Lung function tests
Aminu Mohammed is a pediatric gastroenterologist at GI Care for Kids, where he leads the efforts on pancreatic disorders.
Lung or pulmonary function tests (PFTs) check how well the lungs work. They measure how air flows into and out of the lungs and how much air actually enters the lungs. This test determines how well someone is able to breathe and how effective the lungs bring oxygen to the rest of the body. The results of these tests help doctors recognize problems and plan appropriate treatment. They are also repeated to determine a person's progress and response to therapy.

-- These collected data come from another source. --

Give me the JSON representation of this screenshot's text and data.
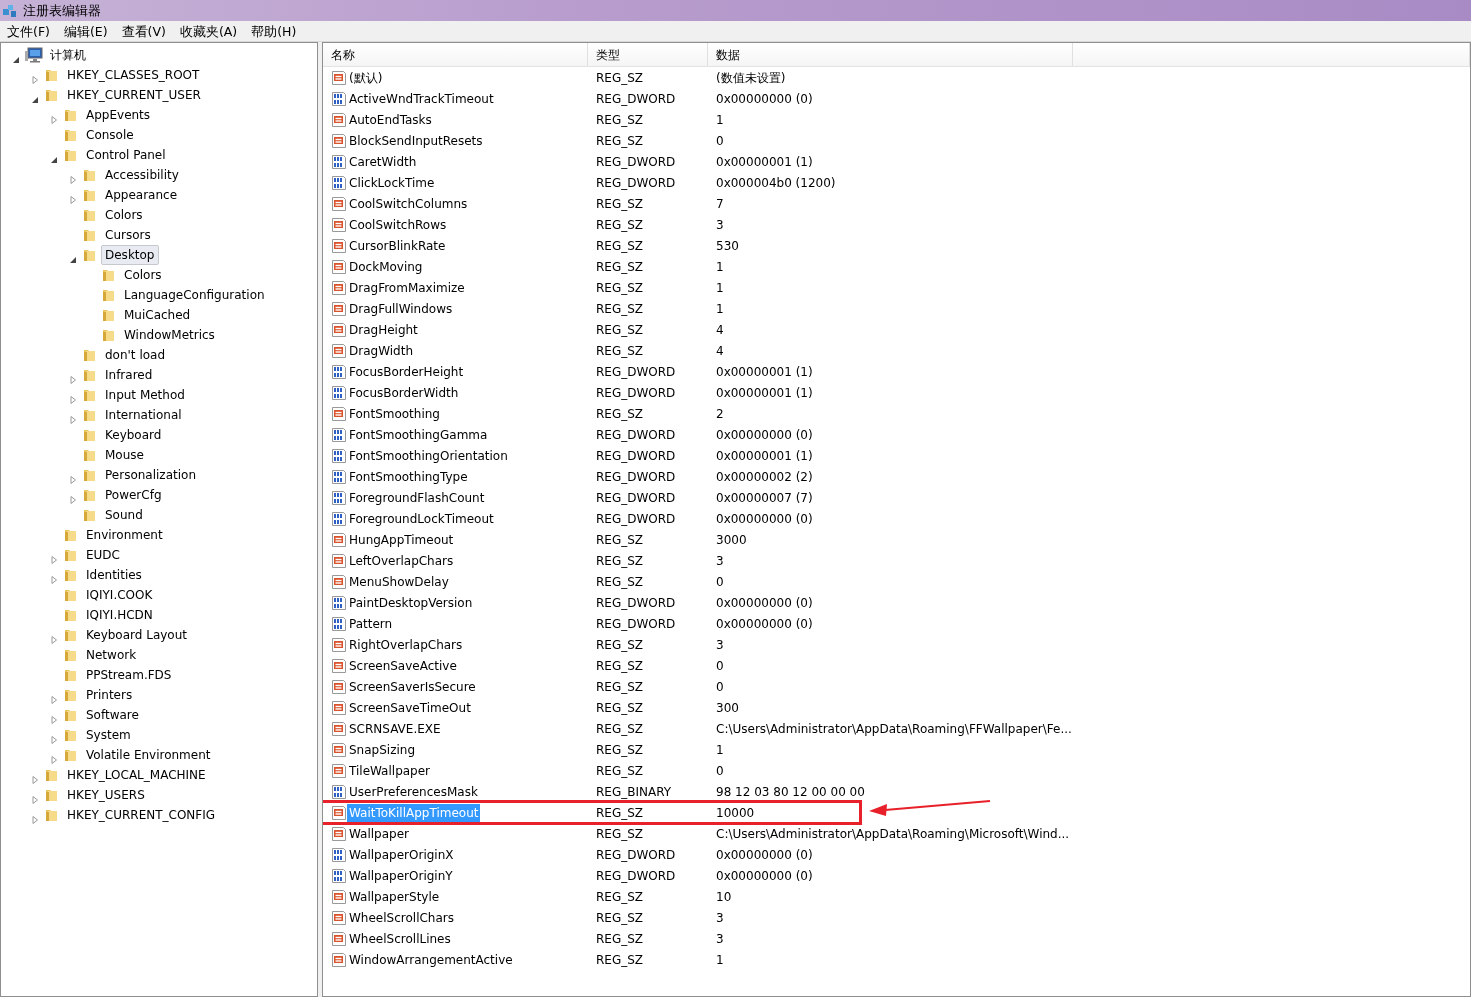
{
  "window": {
    "title": "注册表编辑器"
  },
  "menu": [
    "文件(F)",
    "编辑(E)",
    "查看(V)",
    "收藏夹(A)",
    "帮助(H)"
  ],
  "tree": [
    {
      "label": "计算机",
      "kind": "computer",
      "has_children": true,
      "expanded": true,
      "selected": false,
      "children": [
        {
          "label": "HKEY_CLASSES_ROOT",
          "has_children": true,
          "expanded": false,
          "selected": false
        },
        {
          "label": "HKEY_CURRENT_USER",
          "has_children": true,
          "expanded": true,
          "selected": false,
          "children": [
            {
              "label": "AppEvents",
              "has_children": true,
              "expanded": false,
              "selected": false
            },
            {
              "label": "Console",
              "has_children": false,
              "expanded": false,
              "selected": false
            },
            {
              "label": "Control Panel",
              "has_children": true,
              "expanded": true,
              "selected": false,
              "children": [
                {
                  "label": "Accessibility",
                  "has_children": true,
                  "expanded": false,
                  "selected": false
                },
                {
                  "label": "Appearance",
                  "has_children": true,
                  "expanded": false,
                  "selected": false
                },
                {
                  "label": "Colors",
                  "has_children": false,
                  "expanded": false,
                  "selected": false
                },
                {
                  "label": "Cursors",
                  "has_children": false,
                  "expanded": false,
                  "selected": false
                },
                {
                  "label": "Desktop",
                  "has_children": true,
                  "expanded": true,
                  "selected": true,
                  "children": [
                    {
                      "label": "Colors",
                      "has_children": false,
                      "expanded": false,
                      "selected": false
                    },
                    {
                      "label": "LanguageConfiguration",
                      "has_children": false,
                      "expanded": false,
                      "selected": false
                    },
                    {
                      "label": "MuiCached",
                      "has_children": false,
                      "expanded": false,
                      "selected": false
                    },
                    {
                      "label": "WindowMetrics",
                      "has_children": false,
                      "expanded": false,
                      "selected": false
                    }
                  ]
                },
                {
                  "label": "don't load",
                  "has_children": false,
                  "expanded": false,
                  "selected": false
                },
                {
                  "label": "Infrared",
                  "has_children": true,
                  "expanded": false,
                  "selected": false
                },
                {
                  "label": "Input Method",
                  "has_children": true,
                  "expanded": false,
                  "selected": false
                },
                {
                  "label": "International",
                  "has_children": true,
                  "expanded": false,
                  "selected": false
                },
                {
                  "label": "Keyboard",
                  "has_children": false,
                  "expanded": false,
                  "selected": false
                },
                {
                  "label": "Mouse",
                  "has_children": false,
                  "expanded": false,
                  "selected": false
                },
                {
                  "label": "Personalization",
                  "has_children": true,
                  "expanded": false,
                  "selected": false
                },
                {
                  "label": "PowerCfg",
                  "has_children": true,
                  "expanded": false,
                  "selected": false
                },
                {
                  "label": "Sound",
                  "has_children": false,
                  "expanded": false,
                  "selected": false
                }
              ]
            },
            {
              "label": "Environment",
              "has_children": false,
              "expanded": false,
              "selected": false
            },
            {
              "label": "EUDC",
              "has_children": true,
              "expanded": false,
              "selected": false
            },
            {
              "label": "Identities",
              "has_children": true,
              "expanded": false,
              "selected": false
            },
            {
              "label": "IQIYI.COOK",
              "has_children": false,
              "expanded": false,
              "selected": false
            },
            {
              "label": "IQIYI.HCDN",
              "has_children": false,
              "expanded": false,
              "selected": false
            },
            {
              "label": "Keyboard Layout",
              "has_children": true,
              "expanded": false,
              "selected": false
            },
            {
              "label": "Network",
              "has_children": false,
              "expanded": false,
              "selected": false
            },
            {
              "label": "PPStream.FDS",
              "has_children": false,
              "expanded": false,
              "selected": false
            },
            {
              "label": "Printers",
              "has_children": true,
              "expanded": false,
              "selected": false
            },
            {
              "label": "Software",
              "has_children": true,
              "expanded": false,
              "selected": false
            },
            {
              "label": "System",
              "has_children": true,
              "expanded": false,
              "selected": false
            },
            {
              "label": "Volatile Environment",
              "has_children": true,
              "expanded": false,
              "selected": false
            }
          ]
        },
        {
          "label": "HKEY_LOCAL_MACHINE",
          "has_children": true,
          "expanded": false,
          "selected": false
        },
        {
          "label": "HKEY_USERS",
          "has_children": true,
          "expanded": false,
          "selected": false
        },
        {
          "label": "HKEY_CURRENT_CONFIG",
          "has_children": true,
          "expanded": false,
          "selected": false
        }
      ]
    }
  ],
  "table": {
    "columns": [
      "名称",
      "类型",
      "数据"
    ],
    "rows": [
      {
        "kind": "string",
        "name": "(默认)",
        "type": "REG_SZ",
        "data": "(数值未设置)",
        "selected": false,
        "highlighted": false
      },
      {
        "kind": "binary",
        "name": "ActiveWndTrackTimeout",
        "type": "REG_DWORD",
        "data": "0x00000000 (0)",
        "selected": false,
        "highlighted": false
      },
      {
        "kind": "string",
        "name": "AutoEndTasks",
        "type": "REG_SZ",
        "data": "1",
        "selected": false,
        "highlighted": false
      },
      {
        "kind": "string",
        "name": "BlockSendInputResets",
        "type": "REG_SZ",
        "data": "0",
        "selected": false,
        "highlighted": false
      },
      {
        "kind": "binary",
        "name": "CaretWidth",
        "type": "REG_DWORD",
        "data": "0x00000001 (1)",
        "selected": false,
        "highlighted": false
      },
      {
        "kind": "binary",
        "name": "ClickLockTime",
        "type": "REG_DWORD",
        "data": "0x000004b0 (1200)",
        "selected": false,
        "highlighted": false
      },
      {
        "kind": "string",
        "name": "CoolSwitchColumns",
        "type": "REG_SZ",
        "data": "7",
        "selected": false,
        "highlighted": false
      },
      {
        "kind": "string",
        "name": "CoolSwitchRows",
        "type": "REG_SZ",
        "data": "3",
        "selected": false,
        "highlighted": false
      },
      {
        "kind": "string",
        "name": "CursorBlinkRate",
        "type": "REG_SZ",
        "data": "530",
        "selected": false,
        "highlighted": false
      },
      {
        "kind": "string",
        "name": "DockMoving",
        "type": "REG_SZ",
        "data": "1",
        "selected": false,
        "highlighted": false
      },
      {
        "kind": "string",
        "name": "DragFromMaximize",
        "type": "REG_SZ",
        "data": "1",
        "selected": false,
        "highlighted": false
      },
      {
        "kind": "string",
        "name": "DragFullWindows",
        "type": "REG_SZ",
        "data": "1",
        "selected": false,
        "highlighted": false
      },
      {
        "kind": "string",
        "name": "DragHeight",
        "type": "REG_SZ",
        "data": "4",
        "selected": false,
        "highlighted": false
      },
      {
        "kind": "string",
        "name": "DragWidth",
        "type": "REG_SZ",
        "data": "4",
        "selected": false,
        "highlighted": false
      },
      {
        "kind": "binary",
        "name": "FocusBorderHeight",
        "type": "REG_DWORD",
        "data": "0x00000001 (1)",
        "selected": false,
        "highlighted": false
      },
      {
        "kind": "binary",
        "name": "FocusBorderWidth",
        "type": "REG_DWORD",
        "data": "0x00000001 (1)",
        "selected": false,
        "highlighted": false
      },
      {
        "kind": "string",
        "name": "FontSmoothing",
        "type": "REG_SZ",
        "data": "2",
        "selected": false,
        "highlighted": false
      },
      {
        "kind": "binary",
        "name": "FontSmoothingGamma",
        "type": "REG_DWORD",
        "data": "0x00000000 (0)",
        "selected": false,
        "highlighted": false
      },
      {
        "kind": "binary",
        "name": "FontSmoothingOrientation",
        "type": "REG_DWORD",
        "data": "0x00000001 (1)",
        "selected": false,
        "highlighted": false
      },
      {
        "kind": "binary",
        "name": "FontSmoothingType",
        "type": "REG_DWORD",
        "data": "0x00000002 (2)",
        "selected": false,
        "highlighted": false
      },
      {
        "kind": "binary",
        "name": "ForegroundFlashCount",
        "type": "REG_DWORD",
        "data": "0x00000007 (7)",
        "selected": false,
        "highlighted": false
      },
      {
        "kind": "binary",
        "name": "ForegroundLockTimeout",
        "type": "REG_DWORD",
        "data": "0x00000000 (0)",
        "selected": false,
        "highlighted": false
      },
      {
        "kind": "string",
        "name": "HungAppTimeout",
        "type": "REG_SZ",
        "data": "3000",
        "selected": false,
        "highlighted": false
      },
      {
        "kind": "string",
        "name": "LeftOverlapChars",
        "type": "REG_SZ",
        "data": "3",
        "selected": false,
        "highlighted": false
      },
      {
        "kind": "string",
        "name": "MenuShowDelay",
        "type": "REG_SZ",
        "data": "0",
        "selected": false,
        "highlighted": false
      },
      {
        "kind": "binary",
        "name": "PaintDesktopVersion",
        "type": "REG_DWORD",
        "data": "0x00000000 (0)",
        "selected": false,
        "highlighted": false
      },
      {
        "kind": "binary",
        "name": "Pattern",
        "type": "REG_DWORD",
        "data": "0x00000000 (0)",
        "selected": false,
        "highlighted": false
      },
      {
        "kind": "string",
        "name": "RightOverlapChars",
        "type": "REG_SZ",
        "data": "3",
        "selected": false,
        "highlighted": false
      },
      {
        "kind": "string",
        "name": "ScreenSaveActive",
        "type": "REG_SZ",
        "data": "0",
        "selected": false,
        "highlighted": false
      },
      {
        "kind": "string",
        "name": "ScreenSaverIsSecure",
        "type": "REG_SZ",
        "data": "0",
        "selected": false,
        "highlighted": false
      },
      {
        "kind": "string",
        "name": "ScreenSaveTimeOut",
        "type": "REG_SZ",
        "data": "300",
        "selected": false,
        "highlighted": false
      },
      {
        "kind": "string",
        "name": "SCRNSAVE.EXE",
        "type": "REG_SZ",
        "data": "C:\\Users\\Administrator\\AppData\\Roaming\\FFWallpaper\\Fe...",
        "selected": false,
        "highlighted": false
      },
      {
        "kind": "string",
        "name": "SnapSizing",
        "type": "REG_SZ",
        "data": "1",
        "selected": false,
        "highlighted": false
      },
      {
        "kind": "string",
        "name": "TileWallpaper",
        "type": "REG_SZ",
        "data": "0",
        "selected": false,
        "highlighted": false
      },
      {
        "kind": "binary",
        "name": "UserPreferencesMask",
        "type": "REG_BINARY",
        "data": "98 12 03 80 12 00 00 00",
        "selected": false,
        "highlighted": false
      },
      {
        "kind": "string",
        "name": "WaitToKillAppTimeout",
        "type": "REG_SZ",
        "data": "10000",
        "selected": true,
        "highlighted": true
      },
      {
        "kind": "string",
        "name": "Wallpaper",
        "type": "REG_SZ",
        "data": "C:\\Users\\Administrator\\AppData\\Roaming\\Microsoft\\Wind...",
        "selected": false,
        "highlighted": false
      },
      {
        "kind": "binary",
        "name": "WallpaperOriginX",
        "type": "REG_DWORD",
        "data": "0x00000000 (0)",
        "selected": false,
        "highlighted": false
      },
      {
        "kind": "binary",
        "name": "WallpaperOriginY",
        "type": "REG_DWORD",
        "data": "0x00000000 (0)",
        "selected": false,
        "highlighted": false
      },
      {
        "kind": "string",
        "name": "WallpaperStyle",
        "type": "REG_SZ",
        "data": "10",
        "selected": false,
        "highlighted": false
      },
      {
        "kind": "string",
        "name": "WheelScrollChars",
        "type": "REG_SZ",
        "data": "3",
        "selected": false,
        "highlighted": false
      },
      {
        "kind": "string",
        "name": "WheelScrollLines",
        "type": "REG_SZ",
        "data": "3",
        "selected": false,
        "highlighted": false
      },
      {
        "kind": "string",
        "name": "WindowArrangementActive",
        "type": "REG_SZ",
        "data": "1",
        "selected": false,
        "highlighted": false
      }
    ]
  }
}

For best results, a person should be at least 5 years of age. Why? Because cooperation during the testing procedures is absolutely needed in order to get accurate scores.
Lung Function Tests:
Spirometry is the test most doctors use. The test measures the amount of air a person breathes in and out (air flow) and the amount of air in their lungs. The person sits in front of a machine, is fitted with a mouthpiece, a nose clip and is instructed to breathe in and out as deeply as possible and to keep blowing for several seconds. This is usually repeated several times to get a "best" value. A medication that opens the airways (called a bronchodilator) may be given just before a second set of tests to see if it helps the person move air better.

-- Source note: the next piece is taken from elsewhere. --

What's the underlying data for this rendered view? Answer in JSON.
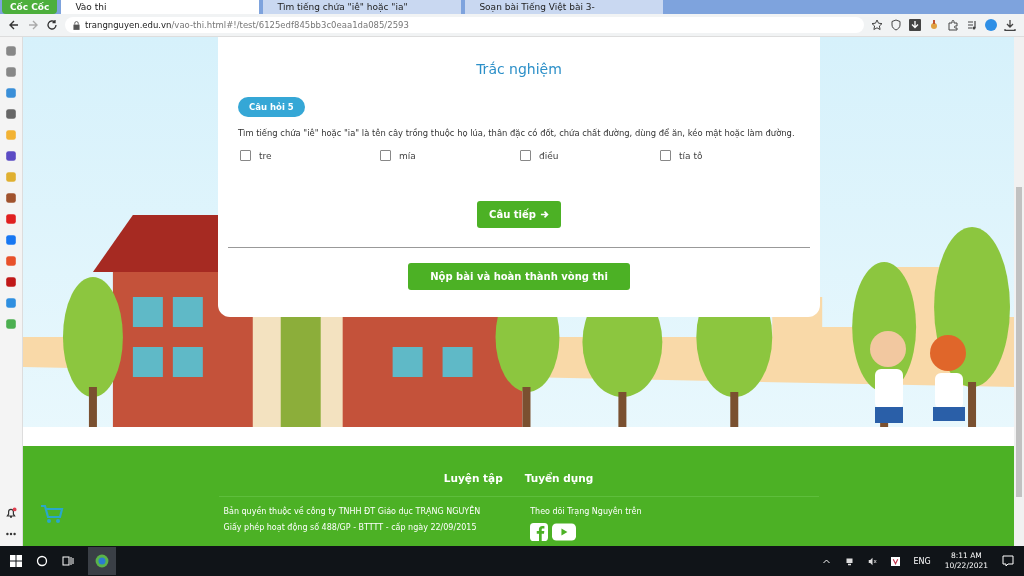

Plethysmography measures the amount of air in a person's lungs (lung volume). The person sits or stands in a small booth and breathes into a mouthpiece. The pressure in the booth is then measured which determines how much of the lung is usable.
Diffusion capacity evaluates how well the small air sacks inside the lungs (alveoli), work. The person breathes in certain gases:oxygen, carbon dioxide, helium and a tracer gas. A machine is then used to detect how well the lungs are able to transfer oxygen and carbon dioxide into and out of the bloodstream.